Students’ Inaugural Bulb Replacement Effort Saves Rensselaer More Than $21,000 Annually

Achievement date: 

The Sustainability Club at the National Science Foundation’s (NSF’s) Lighting Enabled Systems & Applications ERC (LESA) completed its first major bulb replacement project on the campus of Rensselaer Polytechnic Institute, the ERC’s lead institution. More than 300 halogen bulbs operating 24/7 were replaced with more energy-efficient and significantly longer-lifetime LED bulbs in the Great Hall and Darrin Communication Center (DCC). Initial energy savings projected at 80% allows for a return on investment (ROI) within just 18 months and significant energy savings annually.
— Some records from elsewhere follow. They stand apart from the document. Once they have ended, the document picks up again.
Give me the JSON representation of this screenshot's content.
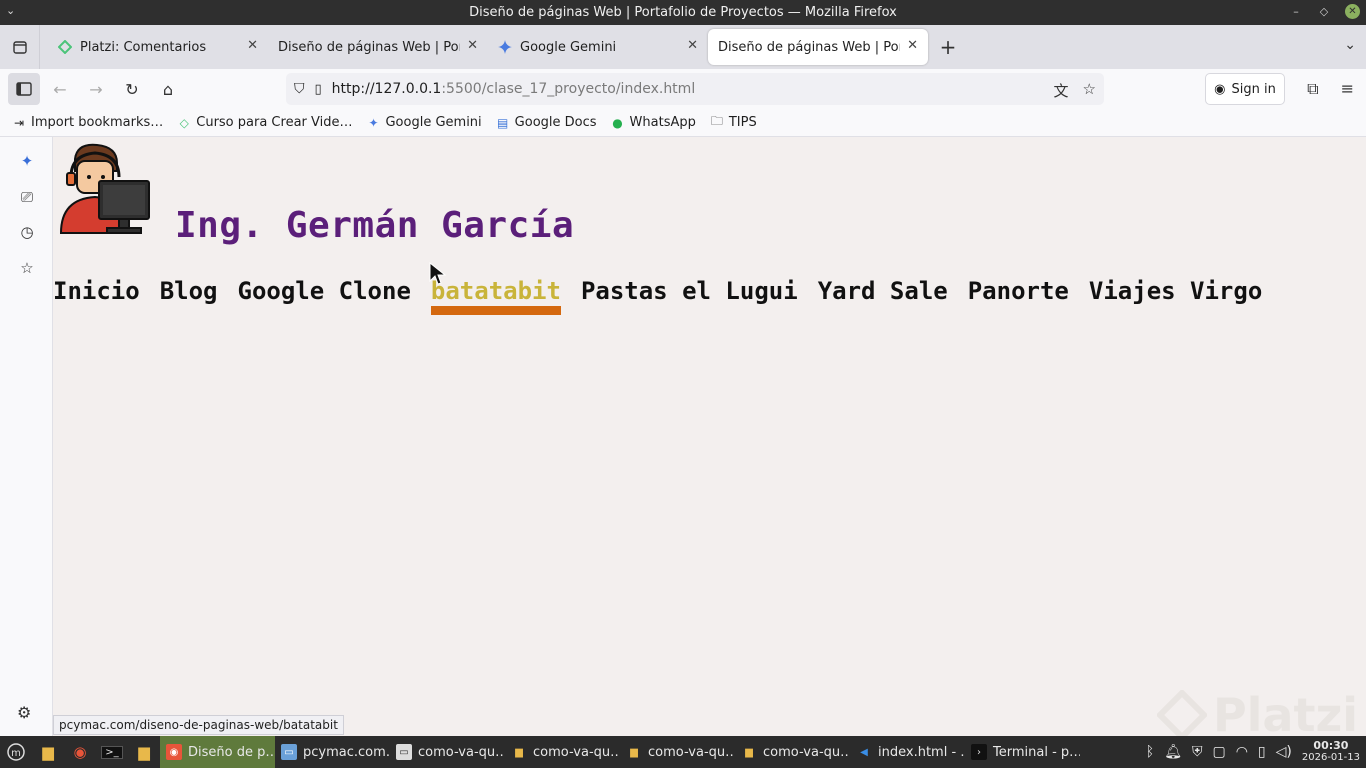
{
  "window": {
    "title": "Diseño de páginas Web | Portafolio de Proyectos — Mozilla Firefox"
  },
  "tabs": [
    {
      "label": "Platzi: Comentarios",
      "icon": "platzi-icon",
      "active": false
    },
    {
      "label": "Diseño de páginas Web | Portafolio",
      "icon": "none",
      "active": false
    },
    {
      "label": "Google Gemini",
      "icon": "gemini-icon",
      "active": false
    },
    {
      "label": "Diseño de páginas Web | Portafolio",
      "icon": "none",
      "active": true
    }
  ],
  "navbar": {
    "url_host": "http://127.0.0.1",
    "url_rest": ":5500/clase_17_proyecto/index.html",
    "signin_label": "Sign in"
  },
  "bookmarks": [
    {
      "label": "Import bookmarks…",
      "icon": "import-icon"
    },
    {
      "label": "Curso para Crear Vide…",
      "icon": "platzi-icon"
    },
    {
      "label": "Google Gemini",
      "icon": "gemini-icon"
    },
    {
      "label": "Google Docs",
      "icon": "docs-icon"
    },
    {
      "label": "WhatsApp",
      "icon": "whatsapp-icon"
    },
    {
      "label": "TIPS",
      "icon": "folder-icon"
    }
  ],
  "page": {
    "title": "Ing. Germán García",
    "nav": [
      {
        "label": "Inicio",
        "hover": false
      },
      {
        "label": "Blog",
        "hover": false
      },
      {
        "label": "Google Clone",
        "hover": false
      },
      {
        "label": "batatabit",
        "hover": true
      },
      {
        "label": "Pastas el Lugui",
        "hover": false
      },
      {
        "label": "Yard Sale",
        "hover": false
      },
      {
        "label": "Panorte",
        "hover": false
      },
      {
        "label": "Viajes Virgo",
        "hover": false
      }
    ],
    "status_link": "pcymac.com/diseno-de-paginas-web/batatabit",
    "watermark": "Platzi"
  },
  "taskbar": {
    "items": [
      {
        "label": "Diseño de p…",
        "active": true
      },
      {
        "label": "pcymac.com…",
        "active": false
      },
      {
        "label": "como-va-qu…",
        "active": false
      },
      {
        "label": "como-va-qu…",
        "active": false
      },
      {
        "label": "como-va-qu…",
        "active": false
      },
      {
        "label": "como-va-qu…",
        "active": false
      },
      {
        "label": "index.html - …",
        "active": false
      },
      {
        "label": "Terminal - p…",
        "active": false
      }
    ],
    "time": "00:30",
    "date": "2026-01-13"
  },
  "colors": {
    "title_purple": "#5b1f7a",
    "hover_text": "#c9b43a",
    "hover_underline": "#d4680f",
    "page_bg": "#f3efee"
  }
}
The inaugural bulb replacement project is a first step toward the goal of realizing a campus-wide intelligent lighting system at Rensselaer – a system that will be developed and used by the LESA ERC as a testbed for developing leading-edge lighting technology. The student lead project in the DCC alone will realize an estimated $21,000 per year in energy and labor costs savings as well as a reduction in Rensselaer’s annual carbon footprint by 123 metric tons of carbon dioxide (CO2).


The LESA ERC recently founded the Sustainability Club to attract and leverage interest in intelligent lighting technology among the undergraduate student population. The mission of the club is to work with the LESA ERC and Rensselaer’s Physical Plant to implement both first-wave bulb replacement and lighting redesign across campus. The students also aim to create additional opportunities that will impact the long-term energy conservation planning and sustainability of campus operations while enabling significant cost savings.

The team for the DCC project included the Sustainability Club in the Spring, Summer, and Fall of 2012; two students from the Questar New Visions High School at Rensselaer (part of the ERC’s Young Scholar’s program) in Spring of 2012; and the Sustainability Cases Senior Capstone Team from the O. T. Swanson Multidisciplinary Design Laboratory in Spring of 2012. The collaborative effort brought together young scholars, undergraduates, and ERC leadership through a sustained outreach effort.